В настоящее время я заведую группой оформителей (художники, (…(фото-кино (…) нашего института и это открывает мне еще более широкое поле деятельности.
Я попытаюсь рассказать, еще не знаю в какой форме, как сложилась моя жизнь и известных мне по зарубежью товарищей, после нашего возвращения на родину. Быть может, это заинтересует Ваших читателей.
31/VIII
Послал 7 стихотворений
1. К другу
2. Вот нищий ждет…
3. Детство
4. Ушло у нас лет немало…
5. Память
6. Мой путь
7. В больнице.
(Карандашная, как бы черновая запись, которая начинается с полуслова, — Н.Ч.).
…или что каждое поколение связано со своим временем.

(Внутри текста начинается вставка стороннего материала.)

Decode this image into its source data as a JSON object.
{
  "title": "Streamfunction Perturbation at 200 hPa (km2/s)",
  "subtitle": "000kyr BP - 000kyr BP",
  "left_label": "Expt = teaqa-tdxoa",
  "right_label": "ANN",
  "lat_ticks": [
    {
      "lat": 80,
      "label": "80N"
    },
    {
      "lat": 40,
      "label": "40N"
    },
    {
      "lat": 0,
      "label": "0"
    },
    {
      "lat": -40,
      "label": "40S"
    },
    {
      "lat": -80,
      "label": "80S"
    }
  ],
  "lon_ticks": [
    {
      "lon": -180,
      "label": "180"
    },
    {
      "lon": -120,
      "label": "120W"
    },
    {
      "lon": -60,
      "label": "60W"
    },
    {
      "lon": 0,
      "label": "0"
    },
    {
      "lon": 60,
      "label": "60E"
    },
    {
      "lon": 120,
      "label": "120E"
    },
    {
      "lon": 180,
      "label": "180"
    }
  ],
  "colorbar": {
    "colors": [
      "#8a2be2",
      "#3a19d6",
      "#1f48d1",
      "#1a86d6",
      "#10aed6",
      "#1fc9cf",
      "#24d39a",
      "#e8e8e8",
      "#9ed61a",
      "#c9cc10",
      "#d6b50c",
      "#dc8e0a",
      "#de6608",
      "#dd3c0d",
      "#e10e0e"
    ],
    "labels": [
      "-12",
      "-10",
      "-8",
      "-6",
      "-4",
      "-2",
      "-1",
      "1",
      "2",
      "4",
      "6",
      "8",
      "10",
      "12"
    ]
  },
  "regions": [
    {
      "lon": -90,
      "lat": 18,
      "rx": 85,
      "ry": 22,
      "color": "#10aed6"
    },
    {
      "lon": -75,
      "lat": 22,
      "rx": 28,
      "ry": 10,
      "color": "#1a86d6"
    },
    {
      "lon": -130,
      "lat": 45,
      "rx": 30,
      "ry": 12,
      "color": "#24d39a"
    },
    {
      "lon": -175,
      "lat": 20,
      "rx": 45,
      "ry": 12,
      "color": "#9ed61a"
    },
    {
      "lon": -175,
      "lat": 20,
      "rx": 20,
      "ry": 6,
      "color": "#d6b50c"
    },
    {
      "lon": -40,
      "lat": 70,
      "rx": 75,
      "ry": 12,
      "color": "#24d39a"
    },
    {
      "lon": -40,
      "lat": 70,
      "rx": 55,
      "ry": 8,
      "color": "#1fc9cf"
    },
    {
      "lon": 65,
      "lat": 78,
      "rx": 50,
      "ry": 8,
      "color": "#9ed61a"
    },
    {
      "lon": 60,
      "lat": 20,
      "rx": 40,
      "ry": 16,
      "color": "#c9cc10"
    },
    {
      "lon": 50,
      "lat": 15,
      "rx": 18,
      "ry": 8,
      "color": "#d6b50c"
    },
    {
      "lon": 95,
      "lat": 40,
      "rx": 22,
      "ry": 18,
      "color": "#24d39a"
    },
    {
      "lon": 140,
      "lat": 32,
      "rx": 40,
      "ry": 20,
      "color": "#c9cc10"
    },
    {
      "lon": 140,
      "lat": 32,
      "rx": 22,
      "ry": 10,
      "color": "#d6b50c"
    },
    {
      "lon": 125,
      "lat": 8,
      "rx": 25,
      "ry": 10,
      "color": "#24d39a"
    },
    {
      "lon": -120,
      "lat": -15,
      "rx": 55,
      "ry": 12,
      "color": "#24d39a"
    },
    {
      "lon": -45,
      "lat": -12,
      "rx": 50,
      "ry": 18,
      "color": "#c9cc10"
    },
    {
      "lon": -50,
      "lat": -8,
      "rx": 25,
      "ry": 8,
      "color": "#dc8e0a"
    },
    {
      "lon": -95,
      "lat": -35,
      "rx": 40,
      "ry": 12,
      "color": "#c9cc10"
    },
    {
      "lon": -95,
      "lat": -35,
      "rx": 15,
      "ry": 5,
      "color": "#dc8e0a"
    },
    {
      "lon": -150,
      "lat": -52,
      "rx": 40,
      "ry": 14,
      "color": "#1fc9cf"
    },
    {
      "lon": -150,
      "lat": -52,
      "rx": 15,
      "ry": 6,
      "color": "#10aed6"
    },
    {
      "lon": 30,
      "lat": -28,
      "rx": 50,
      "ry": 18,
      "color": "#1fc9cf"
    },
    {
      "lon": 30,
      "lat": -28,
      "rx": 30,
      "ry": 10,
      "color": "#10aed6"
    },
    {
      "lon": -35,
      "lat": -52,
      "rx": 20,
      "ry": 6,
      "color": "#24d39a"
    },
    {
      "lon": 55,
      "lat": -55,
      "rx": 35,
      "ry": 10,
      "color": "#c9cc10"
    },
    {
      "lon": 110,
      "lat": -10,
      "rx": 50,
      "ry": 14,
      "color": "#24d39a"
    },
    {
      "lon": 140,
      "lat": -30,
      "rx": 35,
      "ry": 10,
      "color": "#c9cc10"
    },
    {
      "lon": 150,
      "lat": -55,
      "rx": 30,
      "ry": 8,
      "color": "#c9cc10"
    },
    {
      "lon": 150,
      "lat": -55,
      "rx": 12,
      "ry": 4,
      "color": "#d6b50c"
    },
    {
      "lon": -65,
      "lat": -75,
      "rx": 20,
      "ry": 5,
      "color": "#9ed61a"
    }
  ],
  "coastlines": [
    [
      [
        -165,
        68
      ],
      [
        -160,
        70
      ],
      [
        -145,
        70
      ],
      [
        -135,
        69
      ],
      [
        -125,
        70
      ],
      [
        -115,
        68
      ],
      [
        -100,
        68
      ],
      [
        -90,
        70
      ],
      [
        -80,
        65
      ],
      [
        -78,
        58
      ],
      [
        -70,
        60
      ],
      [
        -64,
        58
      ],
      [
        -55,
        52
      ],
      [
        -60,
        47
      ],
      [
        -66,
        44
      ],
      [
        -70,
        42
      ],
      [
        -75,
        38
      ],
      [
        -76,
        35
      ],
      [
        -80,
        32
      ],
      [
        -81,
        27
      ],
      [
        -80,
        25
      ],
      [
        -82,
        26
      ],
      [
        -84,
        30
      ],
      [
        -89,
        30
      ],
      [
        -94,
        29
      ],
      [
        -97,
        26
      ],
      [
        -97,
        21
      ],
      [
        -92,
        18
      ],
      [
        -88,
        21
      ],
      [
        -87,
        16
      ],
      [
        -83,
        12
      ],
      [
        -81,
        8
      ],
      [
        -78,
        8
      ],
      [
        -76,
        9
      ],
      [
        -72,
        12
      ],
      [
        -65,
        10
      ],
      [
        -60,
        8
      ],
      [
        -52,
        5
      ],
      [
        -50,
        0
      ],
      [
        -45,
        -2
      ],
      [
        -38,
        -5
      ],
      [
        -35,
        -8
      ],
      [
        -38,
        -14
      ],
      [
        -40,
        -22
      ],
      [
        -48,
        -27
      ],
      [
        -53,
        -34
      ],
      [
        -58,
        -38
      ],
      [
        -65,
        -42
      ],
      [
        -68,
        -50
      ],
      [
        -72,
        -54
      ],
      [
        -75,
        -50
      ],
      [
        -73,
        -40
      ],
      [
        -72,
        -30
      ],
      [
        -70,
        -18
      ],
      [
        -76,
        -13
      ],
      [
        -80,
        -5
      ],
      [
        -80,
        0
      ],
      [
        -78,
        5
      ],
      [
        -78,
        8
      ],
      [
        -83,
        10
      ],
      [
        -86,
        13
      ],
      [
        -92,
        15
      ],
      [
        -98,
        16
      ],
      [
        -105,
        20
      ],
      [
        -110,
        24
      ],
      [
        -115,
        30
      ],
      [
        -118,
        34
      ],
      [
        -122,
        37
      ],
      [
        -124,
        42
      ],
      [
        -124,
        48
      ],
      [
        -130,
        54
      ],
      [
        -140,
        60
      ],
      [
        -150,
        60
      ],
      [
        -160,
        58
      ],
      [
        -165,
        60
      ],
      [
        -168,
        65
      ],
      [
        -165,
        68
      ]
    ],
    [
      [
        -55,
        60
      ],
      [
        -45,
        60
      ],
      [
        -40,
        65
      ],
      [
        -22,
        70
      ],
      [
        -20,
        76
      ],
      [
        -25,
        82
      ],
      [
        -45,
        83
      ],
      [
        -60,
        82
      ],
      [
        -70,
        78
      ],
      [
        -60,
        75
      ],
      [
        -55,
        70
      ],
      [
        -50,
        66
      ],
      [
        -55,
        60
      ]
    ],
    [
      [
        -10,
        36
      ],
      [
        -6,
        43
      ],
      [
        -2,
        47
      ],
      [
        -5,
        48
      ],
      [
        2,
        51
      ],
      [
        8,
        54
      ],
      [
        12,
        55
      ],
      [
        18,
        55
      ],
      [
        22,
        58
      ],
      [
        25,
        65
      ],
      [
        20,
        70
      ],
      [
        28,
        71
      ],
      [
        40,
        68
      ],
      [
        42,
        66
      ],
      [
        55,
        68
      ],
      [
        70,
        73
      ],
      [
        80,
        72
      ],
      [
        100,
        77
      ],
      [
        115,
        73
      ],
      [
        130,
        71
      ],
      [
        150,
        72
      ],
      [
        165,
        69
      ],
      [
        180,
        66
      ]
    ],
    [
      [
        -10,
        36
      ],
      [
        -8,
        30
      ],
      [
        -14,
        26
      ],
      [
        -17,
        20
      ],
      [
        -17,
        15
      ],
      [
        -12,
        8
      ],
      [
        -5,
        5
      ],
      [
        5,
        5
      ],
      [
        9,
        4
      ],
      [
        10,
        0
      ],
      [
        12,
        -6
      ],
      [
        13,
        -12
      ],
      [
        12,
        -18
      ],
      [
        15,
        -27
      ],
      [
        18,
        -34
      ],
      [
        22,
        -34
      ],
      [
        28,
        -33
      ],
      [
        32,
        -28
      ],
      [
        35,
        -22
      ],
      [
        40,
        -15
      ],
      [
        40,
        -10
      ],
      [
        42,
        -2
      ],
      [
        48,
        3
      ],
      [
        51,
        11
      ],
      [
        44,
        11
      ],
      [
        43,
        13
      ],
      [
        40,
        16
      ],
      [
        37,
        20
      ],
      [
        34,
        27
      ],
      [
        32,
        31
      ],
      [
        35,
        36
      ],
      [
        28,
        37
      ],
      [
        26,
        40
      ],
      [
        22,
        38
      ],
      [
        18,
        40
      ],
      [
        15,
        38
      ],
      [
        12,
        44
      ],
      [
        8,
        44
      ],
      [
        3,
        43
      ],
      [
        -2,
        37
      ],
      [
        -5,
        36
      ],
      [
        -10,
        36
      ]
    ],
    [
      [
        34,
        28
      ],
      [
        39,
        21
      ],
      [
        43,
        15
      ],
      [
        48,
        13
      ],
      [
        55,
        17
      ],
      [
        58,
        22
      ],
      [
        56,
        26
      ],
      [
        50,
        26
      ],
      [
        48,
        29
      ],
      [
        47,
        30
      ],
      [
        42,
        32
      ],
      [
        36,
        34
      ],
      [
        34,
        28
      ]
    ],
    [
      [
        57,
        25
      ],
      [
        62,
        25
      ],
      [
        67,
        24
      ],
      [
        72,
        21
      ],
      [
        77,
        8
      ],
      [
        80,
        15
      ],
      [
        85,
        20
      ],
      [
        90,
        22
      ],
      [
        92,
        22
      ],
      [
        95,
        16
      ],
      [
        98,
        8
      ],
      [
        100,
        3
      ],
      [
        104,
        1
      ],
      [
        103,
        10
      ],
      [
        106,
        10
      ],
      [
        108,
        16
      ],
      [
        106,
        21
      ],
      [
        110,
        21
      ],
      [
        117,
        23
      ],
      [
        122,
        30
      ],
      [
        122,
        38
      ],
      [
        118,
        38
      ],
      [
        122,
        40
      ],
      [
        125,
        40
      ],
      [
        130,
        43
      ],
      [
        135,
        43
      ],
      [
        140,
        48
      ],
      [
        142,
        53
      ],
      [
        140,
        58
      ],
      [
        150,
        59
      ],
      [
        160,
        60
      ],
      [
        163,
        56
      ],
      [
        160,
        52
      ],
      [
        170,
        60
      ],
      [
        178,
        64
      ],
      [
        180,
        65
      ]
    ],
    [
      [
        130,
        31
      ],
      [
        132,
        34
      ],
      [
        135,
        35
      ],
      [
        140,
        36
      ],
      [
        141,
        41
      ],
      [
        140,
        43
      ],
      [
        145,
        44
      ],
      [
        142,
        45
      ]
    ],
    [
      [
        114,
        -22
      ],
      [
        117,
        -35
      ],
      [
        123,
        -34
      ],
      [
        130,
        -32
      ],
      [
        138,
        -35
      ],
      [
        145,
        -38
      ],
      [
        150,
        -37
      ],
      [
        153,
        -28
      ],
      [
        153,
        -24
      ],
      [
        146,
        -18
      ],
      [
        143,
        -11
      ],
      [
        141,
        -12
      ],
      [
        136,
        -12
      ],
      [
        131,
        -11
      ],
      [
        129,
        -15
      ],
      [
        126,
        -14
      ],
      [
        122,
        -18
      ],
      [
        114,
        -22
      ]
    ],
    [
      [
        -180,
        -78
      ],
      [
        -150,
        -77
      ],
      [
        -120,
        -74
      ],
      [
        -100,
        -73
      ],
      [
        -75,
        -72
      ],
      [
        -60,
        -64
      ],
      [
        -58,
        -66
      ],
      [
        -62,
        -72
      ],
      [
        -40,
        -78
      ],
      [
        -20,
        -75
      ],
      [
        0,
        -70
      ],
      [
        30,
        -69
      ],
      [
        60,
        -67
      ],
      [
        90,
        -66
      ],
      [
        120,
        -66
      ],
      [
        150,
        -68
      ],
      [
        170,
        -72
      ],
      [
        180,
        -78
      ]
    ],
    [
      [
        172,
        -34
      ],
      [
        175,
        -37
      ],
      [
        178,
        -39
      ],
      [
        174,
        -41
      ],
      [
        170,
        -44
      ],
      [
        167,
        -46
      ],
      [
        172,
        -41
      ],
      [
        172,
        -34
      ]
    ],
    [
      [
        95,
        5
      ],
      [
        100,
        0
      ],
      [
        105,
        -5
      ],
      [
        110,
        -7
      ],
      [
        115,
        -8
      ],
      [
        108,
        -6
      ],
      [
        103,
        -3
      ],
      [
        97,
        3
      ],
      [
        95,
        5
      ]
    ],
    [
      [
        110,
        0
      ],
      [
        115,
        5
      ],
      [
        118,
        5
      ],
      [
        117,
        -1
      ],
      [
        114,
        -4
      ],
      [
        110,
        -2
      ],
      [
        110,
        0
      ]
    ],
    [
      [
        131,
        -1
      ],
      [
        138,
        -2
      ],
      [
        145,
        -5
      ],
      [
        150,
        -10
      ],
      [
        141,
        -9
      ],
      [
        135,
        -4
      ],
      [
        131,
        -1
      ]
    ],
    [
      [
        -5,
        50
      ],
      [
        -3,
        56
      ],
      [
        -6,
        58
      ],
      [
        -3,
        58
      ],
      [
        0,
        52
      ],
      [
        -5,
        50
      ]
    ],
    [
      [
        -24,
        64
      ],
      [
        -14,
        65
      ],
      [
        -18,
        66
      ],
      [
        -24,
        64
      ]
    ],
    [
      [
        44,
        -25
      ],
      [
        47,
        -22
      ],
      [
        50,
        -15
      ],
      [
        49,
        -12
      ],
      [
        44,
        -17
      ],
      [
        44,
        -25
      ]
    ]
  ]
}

Банальная истина. (…) не всегда принимается во внимание: обычно мы (…), нельзя понять человека, не осмыслив время, в которое он жил, его эпоху. Нельзя брать отвлеченного человека, «человека вообще», выражаясь биологическим языком, нельзя осмысливать особ вне экологии, вне среды ее обитания. Мысль банальная, однако, постоянно приходится сталкиваться с суждениями о человеке «вообще».
Правда, и у нас часто палку перегибают в другую сторону — эта тенденция до конца объяснить человека искусственно существующими рамками его бытия — что неизбежно приводит к обеднению человека.
Споря с Игорем, замечаю в его (…) известное изменение, раньше так же, как Игорь, я делал убеждение на констатации того или иного подмеченного явления, теперь у меня убеждение переносится на объяснение явления. Словом, наконец-то я «дошел» до прутковского: «Смотри в корень»…
17. 29/VIII
(Письмо Дмитрию Кобякову в Барнаул — Н.Ч.).